Last Tuesday the Suffolk County (Boston) Grand Jury indicated four men, one of them the alleged head of the local Cosa Nostra, on charge of conspiracy to murder Rocco DiSeglio in June, 1966.
DiSeglio, one of the 40-plus men murdered in gangland-style in Greater Boston since March, 1964, was a 26-year old former boxer when killed. He was shot five times in the head and his body left in a sports car in Topsfield. Police believe that DiSeglio, allegedly a minor underworld figure, was murdered in East Boston and his body transported to the rural North Shore town.

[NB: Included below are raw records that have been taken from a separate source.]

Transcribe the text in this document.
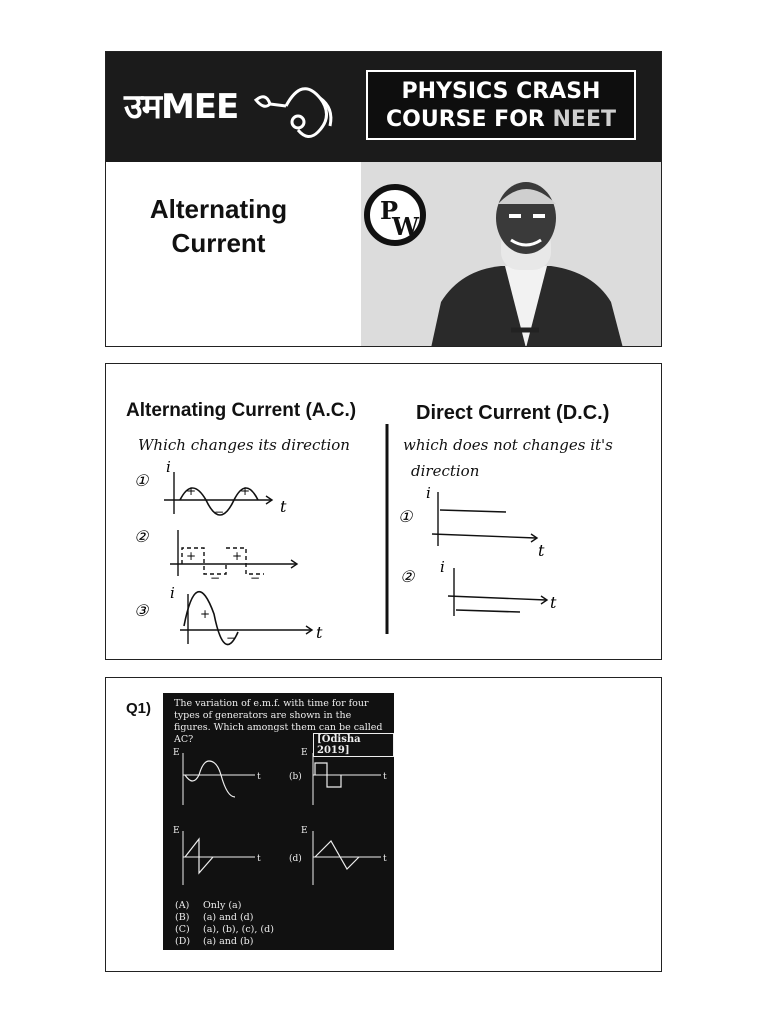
उमMEE	PHYSICS CRASH
COURSE FOR NEET
Alternating
Current
P
W
Alternating Current (A.C.)	Direct Current (D.C.)
Which changes its direction	which does not changes it's
direction
①
i
+
−
+
t
②
+
−
+
−
③
i
+
−	t
①
i
t
② i
t
Q1) The variation of e.m.f. with time for four types of generators are shown in the figures. Which amongst them can be called AC?	[Odisha 2019]
E
t	(b)
E
t
E
t	(d)
E
t
(A) Only (a)
(B) (a) and (d)
(C) (a), (b), (c), (d)
(D) (a) and (b)
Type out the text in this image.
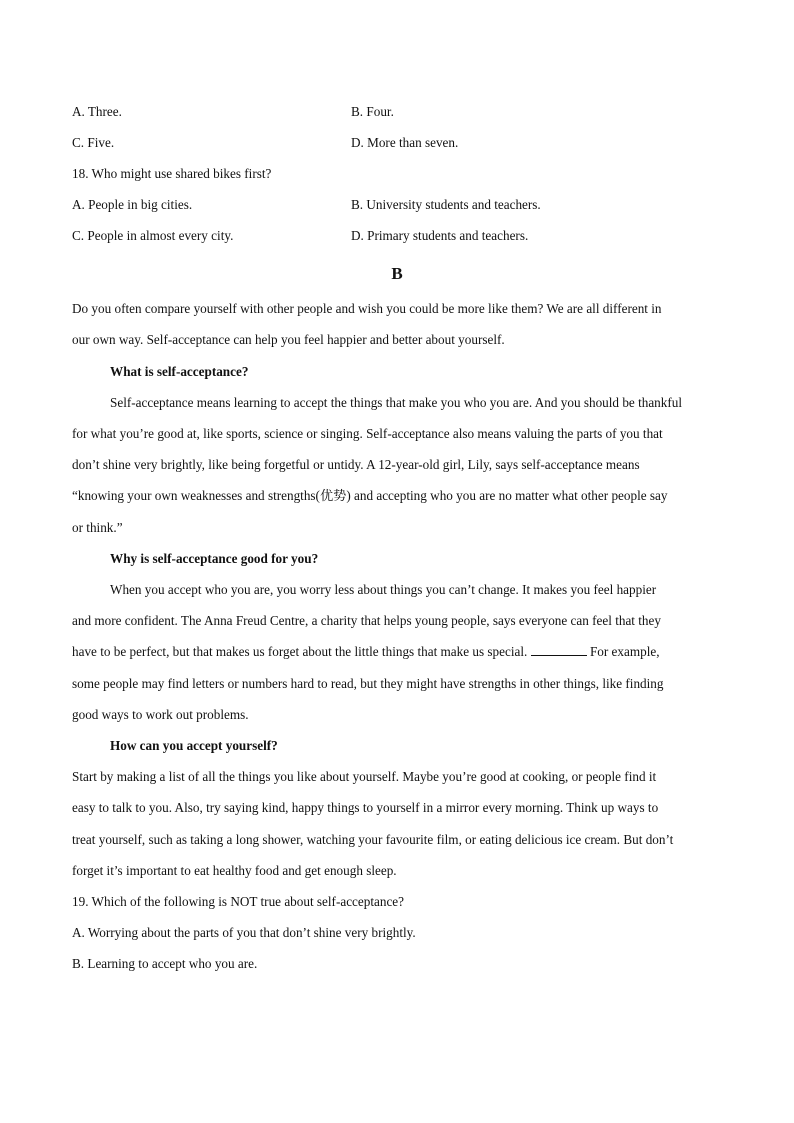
A. Three.	B. Four.
C. Five.	D. More than seven.
18. Who might use shared bikes first?
A. People in big cities.	B. University students and teachers.
C. People in almost every city.	D. Primary students and teachers.
B
Do you often compare yourself with other people and wish you could be more like them? We are all different in
our own way. Self-acceptance can help you feel happier and better about yourself.
What is self-acceptance?
Self-acceptance means learning to accept the things that make you who you are. And you should be thankful
for what you’re good at, like sports, science or singing. Self-acceptance also means valuing the parts of you that
don’t shine very brightly, like being forgetful or untidy. A 12-year-old girl, Lily, says self-acceptance means
“knowing your own weaknesses and strengths(优势) and accepting who you are no matter what other people say
or think.”
Why is self-acceptance good for you?
When you accept who you are, you worry less about things you can’t change. It makes you feel happier
and more confident. The Anna Freud Centre, a charity that helps young people, says everyone can feel that they
have to be perfect, but that makes us forget about the little things that make us special.	For example,
some people may find letters or numbers hard to read, but they might have strengths in other things, like finding
good ways to work out problems.
How can you accept yourself?
Start by making a list of all the things you like about yourself. Maybe you’re good at cooking, or people find it
easy to talk to you. Also, try saying kind, happy things to yourself in a mirror every morning. Think up ways to
treat yourself, such as taking a long shower, watching your favourite film, or eating delicious ice cream. But don’t
forget it’s important to eat healthy food and get enough sleep.
19. Which of the following is NOT true about self-acceptance?
A. Worrying about the parts of you that don’t shine very brightly.
B. Learning to accept who you are.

The Grand Jury charged Gennaro J. Angiulo, a dapper Boston real estate operator, and the man police say is the Cosa Nostra chief in this state, as being the one who ordered DiSeglio's slaying. The grim Grand Jury document charged that Angiulo did "incite, procure, aid counsel, and hire" three other men to assault, beat and kill DiSeglio,
The three other man named in the indictment, Richard F. DeVincent of Dorchester, Marino M. LePore of Reverse, and Bernard J. Zinna also of Reverse, were charged with first degree murder.
The indictments came after the Grand Jury testimony from Joseph (Barboza) Baron of Swampscott. Baron, incarcerated in Charles Street Prison on a gun-carrying charge, supposedly has a large amount of information on the gangland murders. Stymieing police authorities in the past has been the reluctance of knowledgeable witnesses to testify on the murders.
But Baron, supposedly angry at former underworld colleagues because of threats against relatives and friends, is willing to talk about the murders. Angiulo, because of the nature of the charge, is being held without bail. He faces a possible death sentence.